Plans to install smart meters in all British homes by 2020 have raised concerns that homeowners will have to foot the bill for this new technology. The Government scheme is estimated to cost somewhere in the region of £11bn, but researchers justify the expense with the claim that advanced power meters could potentially save £17 billion over the next 16 years.
Smart meters are the energy systems of the future. Designed to help people monitor gas and electricity consumption in order to reduce usage and bills, the devices are seen as key to improving the infrastructure of the UK’s energy system and indoctrinate a smarter approach to the way we use energy.
The Public Accounts Committee has raised concerns that the new energy monitors will not save enough money for their installation to be worthwhile. As well as this, home owners are being asked to foot the bill to install the £215 box meters in their homes—although in practice, the cost of this will be naturally factored into bills over the next 15 years.
The cost of installing the new power meters will only add around £14 to energy bills, but government estimates claim users can save around £23 a year by using the smart meters in a clever way.
Comprehensive research conducted by Oxford Economics and British Gas claim that smart meters could save homeowners £65 a year. The report explains that improving the energy efficiency of every household in the country will save the UK economy £14 billion by 2030.
Smart meters are fitted with in-home displays which allow users to monitor the amount of energy consumption for each appliance at a glance. Users can therefore calculate how much they're spending in relation to the energy they're using. It is hoped the energy meters will encourage people not to leave TVs and PCs on stand-by or charge portable devices overnight, all of which wastes electricity unnecessarily.
British Gas calculated that for every £4 spent on electricity, £1 is wasted, which contributes £1.3bn worth of loss to the British economy. Because smart meters provide information of energy consumption in real time, everyone in the household can immediately see the impact of switching off devices when they are not being used.
The report conducted by British Gas and Oxford Economics details how home owners and energy providers can benefit by incorporating the new power meters into the smart grid.
Smart meters provide accurate, near-real time information around energy consumption that will allow electricity suppliers to determine the level of resources they need to provide at certain times of day and year during peaks and troughs of consumption. With accurate data provided by smart meters, energy companies can match supply and demand and work much more efficiently.
In the future, the more sophisticated data provided by the meters may mean that energy companies may also lay the groundwork to promote deals on energy at busy times of day when energy consumption is at a premium. This could be, for example, during popular TV shows aired at prime time or when live televised football matches are on. With basic energy prices continuing to rise, smart meters offer a solution to help control power consumption and reduce bills.
Smart ways of using energy
The responsibility of improving the running of the country’s power infrastructure and supporting the economy depends on how well the nation adapts to saving energy.

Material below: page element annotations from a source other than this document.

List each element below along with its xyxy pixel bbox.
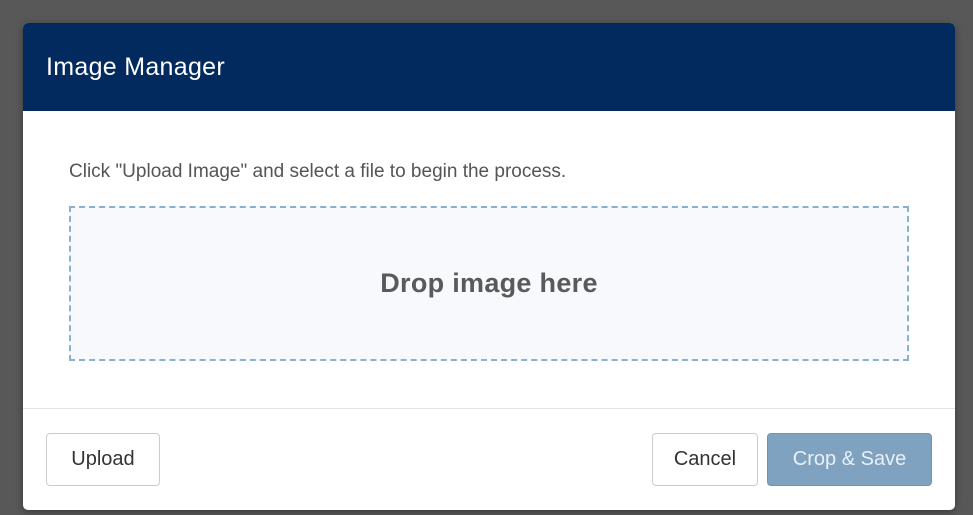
- image-manager-dialog: Image Manager Click "Upload Image" and s…: [23, 23, 955, 510]
- cancel-button[interactable]: Cancel: [652, 433, 758, 486]
- upload-button[interactable]: Upload: [46, 433, 160, 486]
- image-dropzone[interactable]: Drop image here: [69, 206, 909, 361]
- instructions-text: Click "Upload Image" and select a file t…: [69, 161, 567, 182]
- dropzone-label: Drop image here: [380, 268, 598, 298]
- dialog-header: Image Manager: [23, 23, 955, 111]
- dialog-body: Click "Upload Image" and select a file t…: [23, 111, 955, 408]
- crop-save-button[interactable]: Crop & Save: [767, 433, 932, 486]
- dialog-title: Image Manager: [46, 52, 225, 81]
- dialog-footer: Upload Cancel Crop & Save: [23, 408, 955, 510]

If everybody buys into the scheme it brings more benefits to the nation and the UK economy as a whole. The government has asked that reduced energy usage is passed back to consumers and estimates savings of £6.3bn by 2030. It is forecast that if consumers follow personalised energy advice, they can save 5% on their yearly bill. For the average UK household this is around £60.
Furthermore, a lower demand for energy will reduce trading costs of carbon and save a further £3.2bn in energy services. Information collected by smart meters is transferred directly to your electricity supplier and negates the need for a meter reader to enter your premises making further savings on unnecessary human resources.
Energy companies will provide literature and customer service lines designed to educate electricity users to be more energy efficient by using appliances less and watching how much energy they spend on entertainment, appliances, and heating in their homes.
In times of financial hardship, smart meters offer a solution to put money back into the pocket of British householders and give the British economy a much-needed boost. And by making energy users self-conscious about the amount of energy they are consuming, the country will make even greater savings by avoiding some of the damage to the environment caused by climate change.